Author: DyrneKeeper
Characters: Hermione, Harry, Ron
Rating: Teen
Summary: Mid-DH. On guard in the night, Hermione can't keep herself from thinking.
Disclaimer: Not mine.
-&-
During the day, during the planning, during the fleeing, there is no room and no time for thought, and it's easier that way, easier not to dwell on things. But on guard in the night, sleepless in the darkness, the thoughts come to her, unbidden and unwelcome.
It was very likely that he would be killed. It was even more likely that she and Ron would be killed, something that she was slowly but steadily coming to terms with. They simply didn't have the power he had. It was an idea that couldn't be realized all at once, she thought; it had to slowly sink into your consciousness; something you had to cry yourself to sleep with for many nights; something you had to carry around in you head for days, weeks, months, until at some point you knew it to be true, you really and truly appreciated the terrible majesty of such a future, and you couldn't imagine a time when your brain had not bullied your heart into submission like this.
She didn't believe in anything anymore. There was nothing left to believe in. No innocence, no faith, no hope, only determination, terrible life-draining courage and sacrifice—all for a chance. A single chance.

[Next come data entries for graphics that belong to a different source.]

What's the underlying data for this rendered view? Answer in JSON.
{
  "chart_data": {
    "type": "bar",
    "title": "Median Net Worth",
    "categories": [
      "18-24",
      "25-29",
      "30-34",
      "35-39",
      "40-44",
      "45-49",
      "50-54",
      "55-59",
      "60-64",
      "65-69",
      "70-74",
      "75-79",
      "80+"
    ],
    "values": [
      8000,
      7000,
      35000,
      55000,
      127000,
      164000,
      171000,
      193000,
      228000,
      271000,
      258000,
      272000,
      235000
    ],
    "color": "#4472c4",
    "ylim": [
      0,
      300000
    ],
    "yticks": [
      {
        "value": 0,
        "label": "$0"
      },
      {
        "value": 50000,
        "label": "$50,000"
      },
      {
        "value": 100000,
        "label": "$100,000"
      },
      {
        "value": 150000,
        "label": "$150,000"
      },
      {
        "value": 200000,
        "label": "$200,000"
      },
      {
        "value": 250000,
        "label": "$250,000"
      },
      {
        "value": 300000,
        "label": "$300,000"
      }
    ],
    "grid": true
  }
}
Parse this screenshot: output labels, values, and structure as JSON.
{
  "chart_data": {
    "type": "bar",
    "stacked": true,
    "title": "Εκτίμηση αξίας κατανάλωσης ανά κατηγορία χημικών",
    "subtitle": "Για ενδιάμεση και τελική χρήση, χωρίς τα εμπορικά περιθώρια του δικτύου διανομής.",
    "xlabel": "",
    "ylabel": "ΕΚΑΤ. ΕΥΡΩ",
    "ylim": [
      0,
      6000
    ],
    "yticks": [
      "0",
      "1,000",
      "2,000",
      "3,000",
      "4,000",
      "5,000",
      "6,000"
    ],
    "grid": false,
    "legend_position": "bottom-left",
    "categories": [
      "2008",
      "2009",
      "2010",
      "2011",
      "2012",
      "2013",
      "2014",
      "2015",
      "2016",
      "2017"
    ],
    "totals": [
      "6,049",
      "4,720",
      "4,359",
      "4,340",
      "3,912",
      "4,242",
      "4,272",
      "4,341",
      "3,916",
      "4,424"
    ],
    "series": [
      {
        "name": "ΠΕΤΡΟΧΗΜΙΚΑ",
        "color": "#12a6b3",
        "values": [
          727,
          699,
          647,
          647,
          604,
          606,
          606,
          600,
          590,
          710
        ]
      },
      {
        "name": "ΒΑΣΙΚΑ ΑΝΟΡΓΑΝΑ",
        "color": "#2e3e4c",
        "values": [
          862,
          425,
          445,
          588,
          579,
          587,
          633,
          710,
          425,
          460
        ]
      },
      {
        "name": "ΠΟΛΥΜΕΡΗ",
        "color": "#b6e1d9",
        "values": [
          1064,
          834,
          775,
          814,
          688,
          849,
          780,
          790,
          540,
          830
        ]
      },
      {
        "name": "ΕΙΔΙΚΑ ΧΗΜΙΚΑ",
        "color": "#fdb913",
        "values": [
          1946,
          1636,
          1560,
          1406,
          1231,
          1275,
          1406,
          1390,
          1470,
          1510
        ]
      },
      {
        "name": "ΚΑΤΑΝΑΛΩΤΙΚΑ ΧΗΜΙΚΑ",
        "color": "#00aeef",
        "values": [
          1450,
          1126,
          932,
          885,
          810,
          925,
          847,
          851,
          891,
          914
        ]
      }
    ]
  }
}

When had the war become real? Sirius. He had needed to lose someone like that, to make it real to him. Cedric's death had carried with it terror, and trauma, but with the death of Sirius was grief, and horror, and anguish. One was the matter of terrible dreams, the other of heartbreak and a living nightmare from which he would never really wake. It was not that real to Ron or to herself, and it was cruel that way, and unfair. But it was necessary. And for that it was different now than in the wars of Muggle history. Now, one single champion, flawed and damaged in a dozen ways, heartbroken and terrified. No declaration of hostilities to make it neat, no generals, no clear line of battle. No chance of peaceful capitulation; this was all or nothing.
And they were soldiers in that war now. Even less than soldiers. "Soldier" inferred part of a greater whole, part of an organization. There was no organization here. They were all pawns, simply pawns, tossed about and manipulated and sacrificed on some board they couldn't see, playing by rules that were never clear and directed by some nameless power they didn't know. It was more than fate.
Sacrifice. Such a word, wrought with the sense of everything from pagan rituals to heroic selflessness. She'd read enough, she understood. Or she'd thought she did. Sacrifice."The forfeiture of something highly valued for the sake of one considered to have a greater value." Such a choice!
Ron had sacrificed himself, six years ago. He had been twelve, and he had chosen to give himself up to give him a chance. He had been twelve. Now at eighteen she knew how extraordinary that was...Twelve was so young. A child. At twelve both of them had been willing to die. How many more sacrifices would be demanded of them before this was over?
She would follow him anywhere. She would do anything to help him, to protect him. She was even willing to...
But she was eighteen. An eighteen year old shouldn't have to die for anyone. She didn't want to die. More than that, she wanted to live.
There is a difference there, between not wanting to die and wanting to live. The lesser of two evils and the greater of two goods that stop being trite phrases and instead claim your body and your heart and your soul.
But at eighteen, what kind of life does one have? Not much, really. It has been so short. So little has really happened. So little has been established. If one dies at eighteen, who grieves? Parents. A handful of friends. Maybe a sibling. What is lost? A student. A future. No. If one dies at forty-eight, who grieves then? Parents still, perhaps. But then there is the husband. The wife. The children. The dear, wide circle of friends a lifetime has earned.
There was less pain when one died young.
Oh, it was clinical. It was a terribly clinical way of looking at the world. But even if it was terrible it made sense. Sense could be accepted; and this was something that very much needed to be accepted. Yes, she could die, and it would be better if she died young. But he could not die. If he was gone, it was all over.
Sometimes Ron had held her when she cried, and she didn't even have the strength to feel ashamed or to want to be strong. She didn't feel safe in his arms; she wasn't safe. Nothing was safe. But she felt...protected. But then Ron had left, leaving her and leaving him, and now there was nothing to protect her at all anymore, nothing except her brains and her books. And the thoughts that came at night were different.
At first all she felt was anger about their lot. About his lot. About the cruelty and the unfairness and the unnecessity of it all. Why? Why him? Why them? Why...this? This darkness and this war that took everything? Took love and loyalty and the friendship that was never supposed to end in betrayal? But as time stretched on, into weeks and months, she didn't ask those questions anymore. There was...no use. Some questions simply had no answer. The anger didn't hurt anything but her own heart. The numbness wasn't callousness; it was self-preservation. Dull sadness, denial, resignation, were better than anger, she told herself. She needed a level head; she needed to be able to sleep at night, and to fight, and plan, and flee, during the day. She needed to be able to look him in the eye without flinching at the hurt and the emptiness there and without him seeing the same in her own eyes.
After her watches she may have wept herself to sleep, but at least she slept.